Pois de senteur (J.J. Grandville)

Par Arbrealettres


Pois de senteur

Ne vous attendez pas à trouver dans ma vie
des circonstances extraordinaires, des évènements imprévus.
Une fois sur la terre, voulant rester paysanne,
je m’étais mise au service d’un jardinier.
Une autre servante et moi nous composions toute sa maison.

Margot, c’était le nom de ma compagne, était une grosse campagnarde joufflue,
haute en couleurs, carrée d’épaules,
l’objet de l’admiration de tous les villageois.
« Elle fait presque autant d’ouvrage qu’un boeuf »
disait souvent notre maître, pour donner une idée de ses précieuses qualités.
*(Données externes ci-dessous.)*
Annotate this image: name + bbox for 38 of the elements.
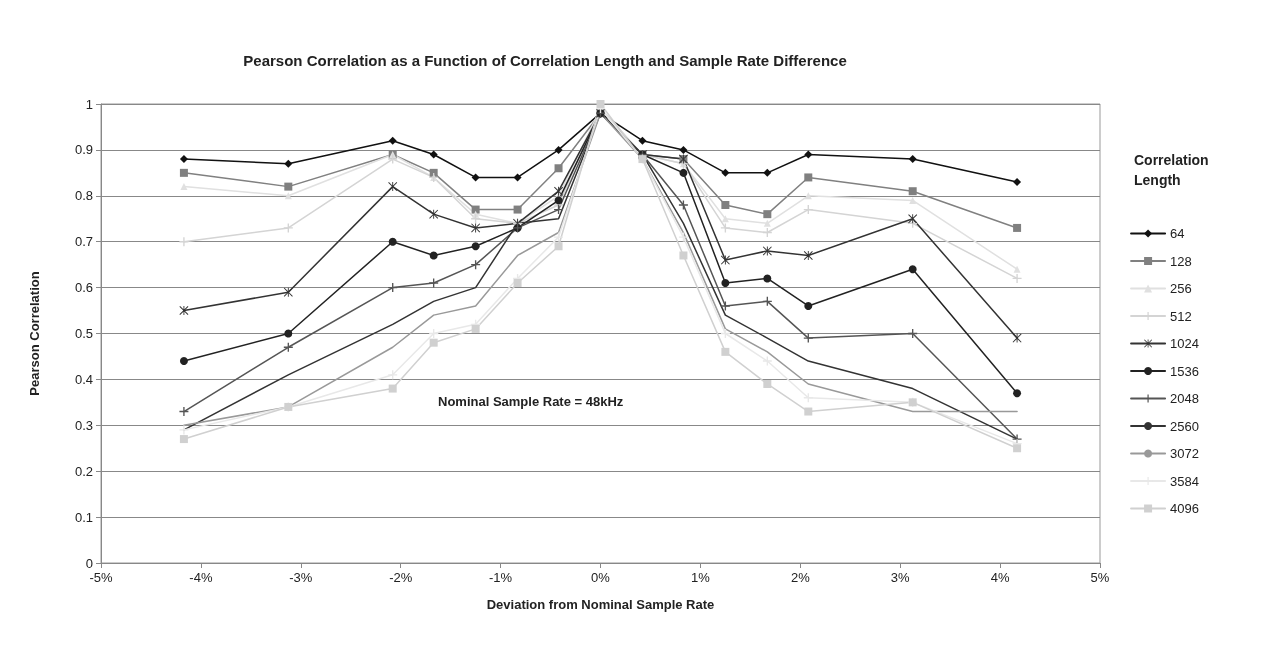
y-tick-label: 0.3: [74, 417, 93, 433]
y-tick-label: 0.6: [74, 280, 93, 296]
annotation: Nominal Sample Rate = 48kHz: [438, 394, 624, 409]
x-tick-label: 5%: [1090, 570, 1110, 585]
y-tick-label: 0.5: [74, 326, 93, 341]
y-tick-label: 0.4: [74, 371, 93, 387]
legend-label: 512: [1170, 308, 1192, 324]
legend-label: 4096: [1170, 501, 1199, 516]
x-tick-label: -1%: [489, 570, 513, 585]
y-axis-title: Pearson Correlation: [27, 271, 42, 396]
legend-label: 2048: [1170, 391, 1199, 406]
x-tick-label: -3%: [289, 570, 313, 585]
y-tick-label: 0: [85, 555, 93, 571]
x-tick-label: 0%: [591, 570, 611, 585]
y-tick-label: 0.8: [74, 188, 93, 204]
legend-label: 3072: [1170, 446, 1199, 461]
x-tick-label: 4%: [990, 570, 1010, 585]
y-tick-label: 0.1: [74, 509, 93, 525]
x-tick-label: -4%: [189, 570, 213, 585]
legend-label: 128: [1170, 253, 1192, 269]
x-tick-label: 2%: [790, 570, 811, 585]
y-tick-label: 0.2: [74, 463, 93, 479]
y-tick-label: 1: [85, 96, 93, 112]
x-tick-label: 3%: [890, 570, 911, 585]
x-tick-label: -5%: [89, 570, 113, 585]
legend-label: 1024: [1170, 336, 1199, 351]
y-tick-label: 0.7: [74, 234, 93, 250]
legend-label: 64: [1170, 226, 1185, 241]
y-tick-label: 0.9: [74, 142, 93, 158]
x-tick-label: 1%: [691, 570, 711, 585]
legend-label: 1536: [1170, 363, 1199, 379]
x-tick-label: -2%: [389, 570, 413, 585]
legend-label: 3584: [1170, 473, 1199, 489]
legend-title: Correlation Length: [1134, 152, 1213, 188]
legend-label: 2560: [1170, 418, 1199, 434]
x-axis-title: Deviation from Nominal Sample Rate: [486, 597, 715, 612]
legend-label: 256: [1170, 281, 1192, 296]
chart-title: Pearson Correlation as a Function of Correlation Length and Sample Rate Difference: [243, 52, 847, 69]
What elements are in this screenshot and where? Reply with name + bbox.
Aussi était-elle l’objet de toutes ses préférences.
Quant à moi, je ne savais rien faire;
je n’étais bonne qu’à danser le dimanche,
à rire et à sauter tout le reste de la semaine.
Elle est assez gentille, disait le fermier en parlant de moi;
mais c’est une tête folle, elle est toujours à mettre le nez à la fenêtre,
à se balancer, à chanter; on n’en fera jamais rien.

Le résultat de cette comparaison entre Margot et moi
était qu’à elle allaient les bons repas,
les succulents morceaux de galette de maïs,
les cuisses d’oies grasses et dodues,
les verres pleins de cidre écumeux.
A moi les vieux morceaux de pain dur,
les os et l’eau du puits; encore avait-on l’air de me la reprocher,
et quelquefois j’étais obligée d’aller m’abreuver
à l’aide de l’arrosoir et à l’insu du fermier.

Il me semblait pourtant que j’étais plus jolie que Margot,
et je ne comprenais pas pourquoi on me la préférait.
[Jusqu'au moment où:]
Je compris: sur la terre, l’utile vaut mieux que l’agréable.